When you look for office space to rent, you'll encounter different types of leases that differ in terms of what you pay per month. You'll encounter terms like gross, modified gross, and triple net, which all describe what you're responsible for paying. It's not always possible for you to choose the type of lease you have; maybe you can negotiate the length of the lease, but many times you'll find the building owner is offering one type only. If you're trying to decide between different commercial properties for rent, often the type of lease can be the deciding factor.

How Much Control Do You Have Over Utility Use?

One factor you should already know about your business is how much control you have over the utilities that you use. In other words, are your employees in a good position to conserve a lot of energy and water, or does your business require a certain amount of resources that stay consistent from day to day? One of the factors that distinguish some of these leases is that your company would pay operational costs like utilities, so if you can conserve what you use, you can lower the amount you pay. Other leases include utilities with the rent, so you'd pay the same amount each month no matter how much you actually used. Those types of leases would be better if your utility usage was either consistent or had larger spikes that would normally raise your costs.

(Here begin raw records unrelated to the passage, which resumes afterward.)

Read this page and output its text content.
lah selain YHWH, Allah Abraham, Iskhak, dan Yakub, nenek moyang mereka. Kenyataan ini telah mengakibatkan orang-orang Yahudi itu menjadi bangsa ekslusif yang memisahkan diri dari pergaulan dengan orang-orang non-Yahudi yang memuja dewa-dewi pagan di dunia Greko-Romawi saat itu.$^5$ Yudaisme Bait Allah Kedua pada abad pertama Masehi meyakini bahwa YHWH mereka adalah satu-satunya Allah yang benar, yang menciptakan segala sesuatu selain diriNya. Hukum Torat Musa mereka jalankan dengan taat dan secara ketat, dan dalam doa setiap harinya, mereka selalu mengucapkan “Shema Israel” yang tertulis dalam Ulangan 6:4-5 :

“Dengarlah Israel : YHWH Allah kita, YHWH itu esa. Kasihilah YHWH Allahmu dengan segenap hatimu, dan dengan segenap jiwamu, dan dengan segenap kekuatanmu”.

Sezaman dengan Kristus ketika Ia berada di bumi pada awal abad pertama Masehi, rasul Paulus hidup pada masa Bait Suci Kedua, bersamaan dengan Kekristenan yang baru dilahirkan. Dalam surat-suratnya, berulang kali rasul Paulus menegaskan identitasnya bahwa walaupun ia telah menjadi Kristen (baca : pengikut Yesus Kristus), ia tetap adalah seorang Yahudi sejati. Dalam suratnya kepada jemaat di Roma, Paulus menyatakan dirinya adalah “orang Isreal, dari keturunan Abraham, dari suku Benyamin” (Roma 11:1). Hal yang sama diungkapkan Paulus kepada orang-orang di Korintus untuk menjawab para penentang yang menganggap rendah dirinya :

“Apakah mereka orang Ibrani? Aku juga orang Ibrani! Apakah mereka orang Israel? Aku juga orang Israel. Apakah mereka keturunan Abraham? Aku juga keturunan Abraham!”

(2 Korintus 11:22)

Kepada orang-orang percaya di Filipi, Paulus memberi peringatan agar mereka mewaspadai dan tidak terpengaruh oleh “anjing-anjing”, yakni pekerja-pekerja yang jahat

Gross, Modified Gross, and Triple Net Leases

Most of the lease types you'll encounter fall into three categories: gross, modified gross, and triple net. A gross lease is essentially an all-inclusive lease. You pay a set amount each month that the landlord uses for rent, property taxes, and operational costs. Maybe your company pays for your phone use, but things like water from the office kitchen sink and electricity are included. A modified gross lease is similar except you and the landlord both pay for operational costs; for example, the tenant and landlord may split repair costs 50/50. The rent will be a little cheaper to make up for the additional costs. A triple net lease is one where the tenant pays everything, including property taxes. So the landlord gets rent, but the tenant still makes property tax payments, utility payments, repairs, and so on. Rent on a triple net, or NNN, property is usually a lot cheaper compared to a gross-lease property. But the other costs can more than make up for that discount.

Cost History

Take a look at the historical costs that other companies had to pay in those buildings. In addition to your utility use, for example, local rates may have a huge effect on your bills (that sounds obvious, but it's a real concern; those rates can vary so widely that what might cost you one thing in one city could cost three times that in another). Look at how property taxes have changed over the years. You don't want to be stuck paying taxes or bills that have a history of skyrocketing.

Commercial real estate is a big investment, even if you're just renting it. You want to be sure you have a lease that serves your company well.